Y, era normal, se aseguró Majo a sí misma, con un ligero movimiento de cabeza para traerla de vuelta a la realidad, mientras abría un correo electrónico para redactar una respuesta sobre una historia próxima.

Daniela le había enviado un mensaje el lunes por la mañana, totalmente casual, típico, haciendo una broma sobre uno de los chicos con los que habían ido a la universidad y que se había puesto en contacto con Daniela en un intento de que promocionara su nueva marca de colonia. "Huele a... monedas", había dicho Daniela, y Majo se había muerto de risa.

Hablaron el martes por teléfono durante una hora, durante el almuerzo de Majo, porque necesitaba trabajar en su reunión con los ejecutivos de la cadena que estaban dando cierta resistencia contra su lanzamiento en las redes sociales, y nadie le daba retroalimentación de la manera en que lo hacía Daniela.

Admitiéndolo, Vale no era un gran indicador para las reuniones interpersonales, Gonzi no funcionaba bien en las negociaciones con los superiores y podía llegar a ser un poco insistente. Daniela caminaba perfectamente en la línea de ser honesta con Majo, pero a la vez de ser comprensiva.

Todo era -benditamente- normal.
Daniela no hizo ninguna referencia al Gran Malentendido de Majo. Bueno, técnicamente había sido un malentendido de ambas. Dado que Daniela había sido la que le había dado la caja de juguetes sexuales variados y una tarjeta que implicaba que los usaran juntas, y todo eso.

Majo soltó una risita incontrolable entre dientes. Tan ridículo.
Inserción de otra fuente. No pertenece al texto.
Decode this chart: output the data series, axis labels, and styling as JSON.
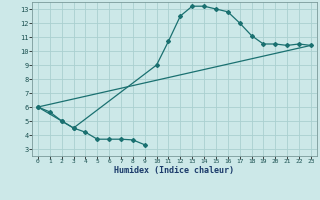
{
  "xlabel": "Humidex (Indice chaleur)",
  "ylabel": "",
  "background_color": "#cce8e8",
  "grid_color": "#aad0d0",
  "line_color": "#1a7070",
  "xlim": [
    -0.5,
    23.5
  ],
  "ylim": [
    2.5,
    13.5
  ],
  "xticks": [
    0,
    1,
    2,
    3,
    4,
    5,
    6,
    7,
    8,
    9,
    10,
    11,
    12,
    13,
    14,
    15,
    16,
    17,
    18,
    19,
    20,
    21,
    22,
    23
  ],
  "yticks": [
    3,
    4,
    5,
    6,
    7,
    8,
    9,
    10,
    11,
    12,
    13
  ],
  "line1_x": [
    0,
    1,
    2,
    3,
    4,
    5,
    6,
    7,
    8,
    9
  ],
  "line1_y": [
    6.0,
    5.65,
    5.0,
    4.5,
    4.2,
    3.7,
    3.7,
    3.7,
    3.65,
    3.3
  ],
  "line2_x": [
    0,
    2,
    3,
    10,
    11,
    12,
    13,
    14,
    15,
    16,
    17,
    18,
    19,
    20,
    21,
    22,
    23
  ],
  "line2_y": [
    6.0,
    5.0,
    4.5,
    9.0,
    10.7,
    12.5,
    13.2,
    13.2,
    13.0,
    12.8,
    12.0,
    11.1,
    10.5,
    10.5,
    10.4,
    10.5,
    10.4
  ],
  "line3_x": [
    0,
    23
  ],
  "line3_y": [
    6.0,
    10.4
  ],
  "marker_size": 2.0,
  "linewidth": 0.9
}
Ambas habían sido simplemente idiotas la otra noche. Lo cual fue un gran alivio. Fue un alivio que fueran lo suficientemente buenas amigas como para poder simplemente dejar esa noche atrás con una risa y una buena historia y -bueno, y el conocimiento de que Daniela se sentía atraída por ella, pero eso no venía al caso.

Todo -el trabajo, Daniela, la vida- estaba bien y era normal.
"Trabajando duro, como siempre", la voz de Daniela llegó a ella, bromeando.

Majo levantó la cabeza de su computadora, sorpresa y confusión entrelazadas, mientras giraba para enfrentarse a donde había venido su voz. Y allí estaba. Cruzando el suelo con determinación, luciendo impecablemente despeinada en su gabardina de lana Burberry.

Invariablemente, Majo se encontró sonriendo a pesar de su confusión. Porque se sentía normal, ver a Daniela.
La típica sensación feliz y calmada. "¿Qué haces aquí?"

Daniela prefirió no responder a la pregunta. "Para alguien a quien le encanta molestar a su hermana por trabajar demasiado, lo has estado haciendo por más de diez horas hoy". Colocó el bolso Birkin en su escritorio, antes de empujarlo hacia un lado con la cadera y sentarse en el borde.

"Es esa época del año", ella contrarrestó. "Las fiestas realmente sacan lo mejor de las personas y las noticias nunca duermen".

Y ella tenía su lanzamiento en las redes sociales que se acercaba alarmantemente rápido, la cara de la cual parecía cada vez más incapaz de manejar el asunto con éxito, mientras seguía gestionando las operaciones diarias en su área de responsabilidad.